Assign names to tables in an SQL Server result set

I am writing a stored procedure that executes several successive SELECT statements. When I execute this procedure via ADO.NET, my intention is to end up with a DataSet containing several DataTable objects. This behaves as expected.

I am currently relying on the order of the tables in the DataSet to match the order of the SELECT statements in the stored procedure, however there is really no significance in this order. The person who ultimately has to maintain the procedure shouldn't have to know the expected order of the results, nor should the person maintaining the application have to know the order of the statements in the procedure.

What I want to know is, is it possible to assign names to the result of each SELECT statement within the stored procedure itself, and then have these come through via ADO.NET (hopefully seamlessly) so that I can access each table by its name instead of its order?

e.g.

// populate DataSet with results from stored proc
DataSet ds = new DataSet();
dataAdapter.Fill(ds);

// now access one of the resulting DataTable via name
return ds.Tables["NamedResultFromTheProc"];

So, is there any way to achieve this?
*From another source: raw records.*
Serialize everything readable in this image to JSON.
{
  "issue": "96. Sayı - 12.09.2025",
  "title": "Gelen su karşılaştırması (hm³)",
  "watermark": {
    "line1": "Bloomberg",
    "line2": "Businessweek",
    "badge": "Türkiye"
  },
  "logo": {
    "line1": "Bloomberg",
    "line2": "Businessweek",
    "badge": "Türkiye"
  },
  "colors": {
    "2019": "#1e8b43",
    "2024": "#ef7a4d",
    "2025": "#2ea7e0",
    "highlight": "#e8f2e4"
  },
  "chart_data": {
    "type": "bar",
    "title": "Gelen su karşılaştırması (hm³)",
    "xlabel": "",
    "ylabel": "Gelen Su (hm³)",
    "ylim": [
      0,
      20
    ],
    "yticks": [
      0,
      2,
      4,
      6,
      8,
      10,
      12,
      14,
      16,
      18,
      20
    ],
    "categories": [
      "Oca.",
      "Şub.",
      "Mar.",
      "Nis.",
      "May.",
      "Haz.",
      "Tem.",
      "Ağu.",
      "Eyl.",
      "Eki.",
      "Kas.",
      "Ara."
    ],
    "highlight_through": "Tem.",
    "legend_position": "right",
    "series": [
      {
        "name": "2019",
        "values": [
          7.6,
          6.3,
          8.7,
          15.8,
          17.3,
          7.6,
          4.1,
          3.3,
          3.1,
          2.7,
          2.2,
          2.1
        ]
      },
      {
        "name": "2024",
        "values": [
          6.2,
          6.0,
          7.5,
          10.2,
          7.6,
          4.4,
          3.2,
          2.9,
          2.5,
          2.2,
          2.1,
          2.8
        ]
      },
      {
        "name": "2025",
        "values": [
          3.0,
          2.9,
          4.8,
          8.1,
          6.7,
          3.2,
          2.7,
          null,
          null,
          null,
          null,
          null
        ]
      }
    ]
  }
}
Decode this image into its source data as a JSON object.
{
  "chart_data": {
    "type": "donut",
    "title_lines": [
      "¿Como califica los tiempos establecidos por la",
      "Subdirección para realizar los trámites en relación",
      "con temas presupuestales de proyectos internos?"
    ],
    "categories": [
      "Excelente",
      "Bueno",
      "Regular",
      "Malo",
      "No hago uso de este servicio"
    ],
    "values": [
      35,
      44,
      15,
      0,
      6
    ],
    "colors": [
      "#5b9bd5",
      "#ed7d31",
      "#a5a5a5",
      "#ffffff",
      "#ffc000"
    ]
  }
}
Or will I have to rely on the order of the SELECT statements and always access the desired table by its index?

Upvotes: 10

Views: 12262

Answers (6)

Mike Rollins
Mike Rollins

Reputation: 21

This is also not the best solution, but you could make the first column in your query be the table name:

    Select 'Customer', CustomerID, CustomerName, CustomerAddress
    From Customer
    Where CustomerID = @CustomerID;
    
    Select 'Orders', OrderID, OrderPrice, OrderDate
    From Order O
    Join Customer C on C.CustomerID = O.CustomerID
    Where C.CustomerID = @CustomerID;
    
    Select 'OrderItems', ItemID, ItemDescription, ItemPrice
    From OrderItems I
    Join Order O on O.OrderID = I.OrderID
    Join Customer C on C.CustomerID = O.CustomerID
    Where C.CustomerID = @CustomerID;

Upvotes: 2

Dave
Dave

Reputation: 3621

I've not tried this but could you not change the structure of the stored proc so that you have a query returning the name of the table before each data query?

i.e.

select 'TableName';
select * from Table where 1 = 1;

then build the Dataset manually by creating tables and adding them in?

Upvotes: 6

Nick Sandel
Nick Sandel

Reputation: 1

I've been thinking about this as well and the only solution I can think of is to create temporary tables within the procedure and populate the results into there (naming the tables as you go).
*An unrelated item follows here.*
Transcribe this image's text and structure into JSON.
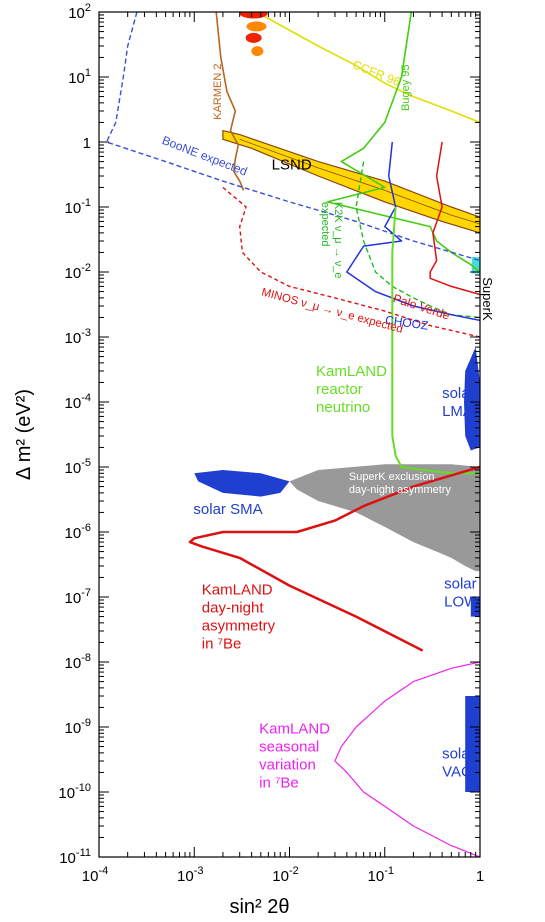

I've not tried this yet because it doesn't feel like the right way to do it with having to get the results twice (query into temp table, query the temp table).

It would be really useful if you could just rename your result set in SQL in the same way you can rename "Column AS [Custom Column]"...

Upvotes: 0

to StackOverflow
to StackOverflow

Reputation: 124686

The tables returned by your query will be given the names "Table", "Table1", "Table2" etc.
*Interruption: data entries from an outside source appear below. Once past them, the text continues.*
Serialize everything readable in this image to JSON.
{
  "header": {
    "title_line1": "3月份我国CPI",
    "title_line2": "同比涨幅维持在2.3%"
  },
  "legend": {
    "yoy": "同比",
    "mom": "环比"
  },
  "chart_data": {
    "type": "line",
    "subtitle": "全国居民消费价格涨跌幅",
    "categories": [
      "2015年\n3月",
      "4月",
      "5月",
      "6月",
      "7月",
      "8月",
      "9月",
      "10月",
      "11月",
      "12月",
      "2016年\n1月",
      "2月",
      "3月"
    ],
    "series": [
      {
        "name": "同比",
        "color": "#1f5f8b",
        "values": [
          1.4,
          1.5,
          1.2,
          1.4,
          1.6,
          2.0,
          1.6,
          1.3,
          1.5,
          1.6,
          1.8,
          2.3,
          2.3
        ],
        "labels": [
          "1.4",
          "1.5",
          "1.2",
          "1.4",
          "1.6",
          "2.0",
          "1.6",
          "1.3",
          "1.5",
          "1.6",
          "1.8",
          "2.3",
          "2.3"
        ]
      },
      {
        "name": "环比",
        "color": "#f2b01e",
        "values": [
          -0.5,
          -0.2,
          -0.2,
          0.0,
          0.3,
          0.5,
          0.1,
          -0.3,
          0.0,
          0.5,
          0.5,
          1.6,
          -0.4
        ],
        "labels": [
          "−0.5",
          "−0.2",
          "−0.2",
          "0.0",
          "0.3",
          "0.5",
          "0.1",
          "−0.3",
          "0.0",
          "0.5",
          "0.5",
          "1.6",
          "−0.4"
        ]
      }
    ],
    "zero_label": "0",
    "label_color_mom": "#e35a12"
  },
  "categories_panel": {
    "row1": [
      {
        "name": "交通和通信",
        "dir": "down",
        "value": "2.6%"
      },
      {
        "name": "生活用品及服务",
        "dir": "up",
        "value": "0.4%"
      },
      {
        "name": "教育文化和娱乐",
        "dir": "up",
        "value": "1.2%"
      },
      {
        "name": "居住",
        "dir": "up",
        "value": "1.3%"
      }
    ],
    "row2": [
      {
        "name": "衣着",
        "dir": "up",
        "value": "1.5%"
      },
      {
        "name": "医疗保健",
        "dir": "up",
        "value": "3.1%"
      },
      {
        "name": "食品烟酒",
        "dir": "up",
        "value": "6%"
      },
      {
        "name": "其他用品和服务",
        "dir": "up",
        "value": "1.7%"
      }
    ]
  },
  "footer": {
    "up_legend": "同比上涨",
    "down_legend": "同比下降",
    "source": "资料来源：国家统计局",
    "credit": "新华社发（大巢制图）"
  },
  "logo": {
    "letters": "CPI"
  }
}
You can add TableMappings to your DataAdapter before filling your DataSet to map them to your table names:

myAdapter.TableMappings.Add("Table", "MyTable1");
myAdapter.TableMappings.Add("Table1", "MyTable2");
myAdapter.TableMappings.Add("Table2", "MyTable3");

Upvotes: 4

mmix
mmix

Reputation: 6278

It is not possible, but its SQL "fault", not the fault of DataAdapter/Set, because result set does not carry the name of the table queried (nor is that discernibly possible if you use inner join) nor does the table adapter have a query from which to pick the name. One method you can use is to first return a list of tables as Query#0 in the procedure, e.g.

select 'MyTable;MySecondTable;ThirdOrSo' as tables

followed by all other queries, then read index 0 table and this field, split/forloop to rename other tables in dataset. The maintainer would still need to know the mechanism but at least it gives him some freedom to reorganize..

Upvotes: 1

Tom
Tom

Reputation: 3374

Unfortunately, I do not believe this is possible! I have a similar setup which gets DataSets from Stored Procedures, and after looking I gave up and resorted to indexes.